Поистине, чтобы видеть мир, нужно быть ростом с Кит. Она великий мастер замечать то, что даже я наверняка пропустила бы, – бабочек, пауков, крошечные цветочки на миллиметр от земли, неразличимые рядом со стенами огненной фуксии и бугенвиллеи. Вчера я встретила Кит и Доуси. Они тихо, как воры, сидели на корточках в траве у ворот. Но ничего не воровали, а следили, как дрозд тянет червяка из земли. Червяк героически сопротивлялся, и мы втроем молча ждали, пока дрозд отправит его себе в глотку. Никогда не видела весь процесс целиком. Отвратительно.
Кит иногда берет с собой в город маленькую коробочку – картонную, перевязанную веревкой, с ручкой из красной шерсти. Даже когда мы пьем чай, она держит ее на коленях и всячески оберегает. В коробке нет отверстий для воздуха, значит, там точно не хорек. Или?.. О господи! Дохлый хорек? Хотела бы я знать, что там, но спрашивать, разумеется, нельзя.
Мне тут очень нравится, я достаточно освоилась и могу начать работать. И начну, как только вернусь с вечерней рыбалки с Эбеном и Илаем.
30 мая 1946 года
Дорогой Сидни!
Помнишь пятнадцать уроков совершенной мнемоники Сидни Старка? Ты сказал, что строчить во время интервью в блокноте невежливо и непрофессионально и ты позаботишься, чтобы я тебя не позорила. Отвратительная назидательность, но я хорошо усвоила твои уроки. Можешь взглянуть на результат.
Вчера вечером я впервые побывала на заседании клуба любителей книг и пирогов из картофельных очистков.

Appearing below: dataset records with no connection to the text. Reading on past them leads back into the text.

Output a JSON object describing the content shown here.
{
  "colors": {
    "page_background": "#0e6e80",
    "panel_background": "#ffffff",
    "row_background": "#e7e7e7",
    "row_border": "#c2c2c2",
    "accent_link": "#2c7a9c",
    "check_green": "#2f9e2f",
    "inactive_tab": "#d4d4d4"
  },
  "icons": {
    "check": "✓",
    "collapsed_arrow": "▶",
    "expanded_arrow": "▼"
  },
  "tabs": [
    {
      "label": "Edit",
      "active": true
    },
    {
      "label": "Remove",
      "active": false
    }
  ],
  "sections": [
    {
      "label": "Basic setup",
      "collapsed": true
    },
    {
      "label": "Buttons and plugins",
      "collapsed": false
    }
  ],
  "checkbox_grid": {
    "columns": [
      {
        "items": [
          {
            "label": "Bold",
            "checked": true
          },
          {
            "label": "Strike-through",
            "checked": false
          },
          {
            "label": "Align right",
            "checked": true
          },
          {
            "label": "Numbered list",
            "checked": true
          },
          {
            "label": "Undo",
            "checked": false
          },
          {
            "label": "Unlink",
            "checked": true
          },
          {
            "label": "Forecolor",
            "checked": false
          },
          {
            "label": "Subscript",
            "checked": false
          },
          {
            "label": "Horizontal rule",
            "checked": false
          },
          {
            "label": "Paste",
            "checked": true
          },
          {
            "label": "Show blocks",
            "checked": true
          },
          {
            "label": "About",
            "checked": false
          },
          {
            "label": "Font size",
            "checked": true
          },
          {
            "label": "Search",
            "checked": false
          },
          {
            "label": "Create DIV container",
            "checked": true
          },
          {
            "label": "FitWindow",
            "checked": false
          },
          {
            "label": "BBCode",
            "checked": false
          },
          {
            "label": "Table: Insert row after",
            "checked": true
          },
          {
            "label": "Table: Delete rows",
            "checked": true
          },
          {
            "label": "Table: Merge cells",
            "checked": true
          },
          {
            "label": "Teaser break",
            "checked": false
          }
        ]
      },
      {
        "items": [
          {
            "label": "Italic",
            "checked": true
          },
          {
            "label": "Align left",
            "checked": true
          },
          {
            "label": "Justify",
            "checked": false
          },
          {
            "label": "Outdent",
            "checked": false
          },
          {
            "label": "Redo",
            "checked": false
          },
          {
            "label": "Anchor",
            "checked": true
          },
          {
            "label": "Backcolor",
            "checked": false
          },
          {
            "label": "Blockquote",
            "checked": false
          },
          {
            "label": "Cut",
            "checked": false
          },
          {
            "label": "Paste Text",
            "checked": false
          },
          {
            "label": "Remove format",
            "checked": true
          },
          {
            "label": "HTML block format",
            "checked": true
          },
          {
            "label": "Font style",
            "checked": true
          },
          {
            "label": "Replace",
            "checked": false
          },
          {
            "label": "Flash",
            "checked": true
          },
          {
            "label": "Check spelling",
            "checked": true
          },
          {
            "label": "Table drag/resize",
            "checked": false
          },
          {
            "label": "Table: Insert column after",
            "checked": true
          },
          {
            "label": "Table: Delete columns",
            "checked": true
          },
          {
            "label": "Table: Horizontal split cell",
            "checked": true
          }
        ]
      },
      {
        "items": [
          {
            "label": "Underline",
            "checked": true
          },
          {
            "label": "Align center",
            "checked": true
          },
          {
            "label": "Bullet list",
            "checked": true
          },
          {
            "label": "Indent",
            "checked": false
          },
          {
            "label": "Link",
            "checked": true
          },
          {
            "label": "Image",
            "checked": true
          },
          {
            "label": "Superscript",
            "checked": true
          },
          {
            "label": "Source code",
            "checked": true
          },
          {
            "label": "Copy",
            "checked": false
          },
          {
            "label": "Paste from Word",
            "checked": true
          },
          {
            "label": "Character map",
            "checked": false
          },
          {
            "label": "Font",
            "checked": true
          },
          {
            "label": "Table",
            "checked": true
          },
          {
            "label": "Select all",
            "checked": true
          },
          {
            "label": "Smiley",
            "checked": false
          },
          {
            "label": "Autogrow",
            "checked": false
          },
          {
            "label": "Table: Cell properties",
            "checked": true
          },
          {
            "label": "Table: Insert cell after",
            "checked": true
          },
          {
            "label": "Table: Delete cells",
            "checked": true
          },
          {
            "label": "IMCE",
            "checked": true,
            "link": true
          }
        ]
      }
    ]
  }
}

Оно проводилось в гостиной Кловиса и Нэнси Фосси (с периодическими выплесками на кухню). Выступал новый член клуба, Джонас Скитер, рассказывал о «Медитациях» Марка Аврелия.

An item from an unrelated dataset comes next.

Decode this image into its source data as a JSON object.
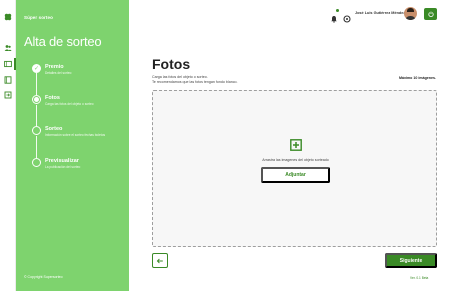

Мистер Скитер встал, окинул собрание суровым взглядом и объявил, что приходить не хотел, а бессмысленную книжку Марка Аврелия прочел исключительно под давлением стариннейшего, дорогого, но теперь уже бывшего друга Вудроу Катера, после того как тот совершенно застыдил его за невежество. Все повернулись к Вудроу. Тот сидел потрясенный, с разинутым ртом. Джонас Скитер продолжал:
– Как-то Вудроу шел мимо огорода, где я складывал компостную кучу. В руках у него была маленькая книжица. Он сказал, что только сейчас дочитал ее и хотел бы дать мне. Книжица, мол, очень глубокая.